The opinion Wednesday was prompted by a lawyer who contacted the State Bar of South Dakota after the first opinion was published Monday.
The lawyer noted that Section 9 of Constitutional Amendment A “provides, in part, that a holder of a professional or occupational license is not subject to professional discipline for providing advice or services related to marijuana licensees or applications on the basis that marijuana is prohibited by federal law.”
The lawyer questioned why Section 9 was not addressed in the ethics committee’s 2020-07 opinion.
The committee said the lawyer believes that unless Constitutional Amendment A is invalidated, Section 9 would preclude disciplinary action against any attorney who provides legal services to a marijuana business notwithstanding Rule 1.2(d).

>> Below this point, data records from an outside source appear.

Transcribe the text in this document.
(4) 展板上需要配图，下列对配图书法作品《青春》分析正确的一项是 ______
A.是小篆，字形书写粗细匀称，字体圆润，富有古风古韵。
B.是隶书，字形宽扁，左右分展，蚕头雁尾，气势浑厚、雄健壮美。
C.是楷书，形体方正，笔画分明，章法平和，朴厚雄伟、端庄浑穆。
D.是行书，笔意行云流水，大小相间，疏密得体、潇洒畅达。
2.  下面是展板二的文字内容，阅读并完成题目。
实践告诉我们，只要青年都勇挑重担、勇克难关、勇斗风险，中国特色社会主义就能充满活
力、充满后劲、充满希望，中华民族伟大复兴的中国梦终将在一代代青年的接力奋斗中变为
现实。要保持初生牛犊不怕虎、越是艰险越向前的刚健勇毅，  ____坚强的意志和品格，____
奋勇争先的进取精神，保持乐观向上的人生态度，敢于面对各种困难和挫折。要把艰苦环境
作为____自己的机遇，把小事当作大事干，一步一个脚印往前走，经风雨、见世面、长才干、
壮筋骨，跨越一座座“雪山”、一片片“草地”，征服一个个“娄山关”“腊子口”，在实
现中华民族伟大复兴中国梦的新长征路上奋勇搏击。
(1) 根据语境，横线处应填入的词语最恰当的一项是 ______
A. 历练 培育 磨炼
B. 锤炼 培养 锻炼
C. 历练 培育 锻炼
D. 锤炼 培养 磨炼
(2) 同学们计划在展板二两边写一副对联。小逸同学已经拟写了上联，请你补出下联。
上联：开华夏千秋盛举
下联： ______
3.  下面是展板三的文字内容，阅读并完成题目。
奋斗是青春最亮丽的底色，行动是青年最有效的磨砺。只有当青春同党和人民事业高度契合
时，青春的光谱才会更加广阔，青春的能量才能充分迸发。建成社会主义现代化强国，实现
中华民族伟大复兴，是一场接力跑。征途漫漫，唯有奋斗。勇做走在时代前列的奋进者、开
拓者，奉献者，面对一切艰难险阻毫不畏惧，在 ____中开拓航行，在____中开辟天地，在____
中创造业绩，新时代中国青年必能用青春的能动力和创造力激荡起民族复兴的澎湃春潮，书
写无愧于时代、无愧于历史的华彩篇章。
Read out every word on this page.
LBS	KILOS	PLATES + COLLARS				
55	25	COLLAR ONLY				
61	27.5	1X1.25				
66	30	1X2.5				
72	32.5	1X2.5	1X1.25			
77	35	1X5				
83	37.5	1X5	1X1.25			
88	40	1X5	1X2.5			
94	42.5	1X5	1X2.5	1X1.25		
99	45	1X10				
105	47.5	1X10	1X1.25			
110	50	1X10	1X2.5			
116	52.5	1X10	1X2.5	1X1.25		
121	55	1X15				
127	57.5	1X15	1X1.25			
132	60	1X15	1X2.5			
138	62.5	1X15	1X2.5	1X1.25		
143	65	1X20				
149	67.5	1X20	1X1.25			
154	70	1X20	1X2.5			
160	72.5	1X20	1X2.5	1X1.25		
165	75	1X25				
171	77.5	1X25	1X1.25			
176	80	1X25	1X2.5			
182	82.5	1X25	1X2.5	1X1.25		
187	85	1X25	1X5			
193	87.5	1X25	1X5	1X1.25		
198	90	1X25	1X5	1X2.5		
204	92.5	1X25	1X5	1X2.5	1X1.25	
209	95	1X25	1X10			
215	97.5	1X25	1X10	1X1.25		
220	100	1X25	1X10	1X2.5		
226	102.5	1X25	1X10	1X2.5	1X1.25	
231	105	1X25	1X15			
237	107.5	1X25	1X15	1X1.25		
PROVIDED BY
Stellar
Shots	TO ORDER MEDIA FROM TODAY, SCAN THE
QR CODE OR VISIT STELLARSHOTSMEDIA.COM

Further, the lawyer also reportedly believes that 2020-07 should either be “corrected” or the committee should explain why Opinion 2020-07 should not be “corrected.”
The committee’s answer: “This question calls upon the Committee to interpret and then apply substantive law which is outside of the Committee’s purview.”
The committee instead stuck to the main point of its original opinion: “Lawyer may only advise a client considering this course of action about the potential legal consequences of doing so, under either state or federal law, or assist the client in making a good faith effort to determine the validity, scope, meaning, or application of the relevant state and federal law.”
The committee Wednesday wrote: “Lawyer’s inquiry highlights an important but oft-overlooked limitation on the Committee’s purview. Since at least as early as Ethics Opinion 96-7, the Committee has stated ‘this committee cannot answer questions of substantive law.’
“This is because the Committee’s opinions are not judicial or disciplinary opinions. They do not have the force of law. They are purely advisory opinions or guidance from a bar committee with a limited purpose, i.e., ethically guiding and providing a potential ‘good faith’ defense against discipline for inquiring attorneys who accurately state the facts of their ethical dilemma and then follow the recommendations of the Committee.
“The Committee arrives at those recommendations by examining the facts as presented under the South Dakota Rules of Professional Conduct as written. A body with jurisdiction to issue legally-binding ethics determinations, such as a court or disciplinary board, obviously could reach a different conclusion later. That decision would have the actual force of law.
“So the Committee’s opinion that a particular course of conduct is ethical under the Rules (or not) does not make it ethical (or not). For example, attorneys may disagree with the Committee’s Opinion 2020-07 and elect to proceed otherwise. They will not necessarily be acting unethically. They will only be proceeding at their own risk that the Committee’s guidance is correct.
“Likewise, had the Committee opined the inquired-upon conduct was ethical; this would not have made that conduct ethical. It would have only provided a potential defense to discipline for those attorneys who acted in good-faith reliance upon it, at least until an adjudicative body with jurisdiction rendered an opinion informing and binding lawyers in their future conduct.”
That’s why the committee didn’t take Section 9 in the original opinion.
“It also explains why, as briefly noted above, the Committee still cannot issue an opinion regarding what Section 9 of Constitutional Amendment A portends for attorney discipline. In fact, a lawyer’s inquiry does not present an ethical question at all.
“Whether Section 9 of Constitutional Amendment A affords attorneys with some sort of immunity from discipline for assisting clients with setting up and licensing marijuana-distribution businesses does not concern the Rules of Professional Conduct. It is not within the Committee’s purview and does not change the Committee’s analysis. The conduct at issue is either ethical under the Rules or it is not.
“Whether the Rules should be changed to obtain a different result is a policy question this body cannot answer.”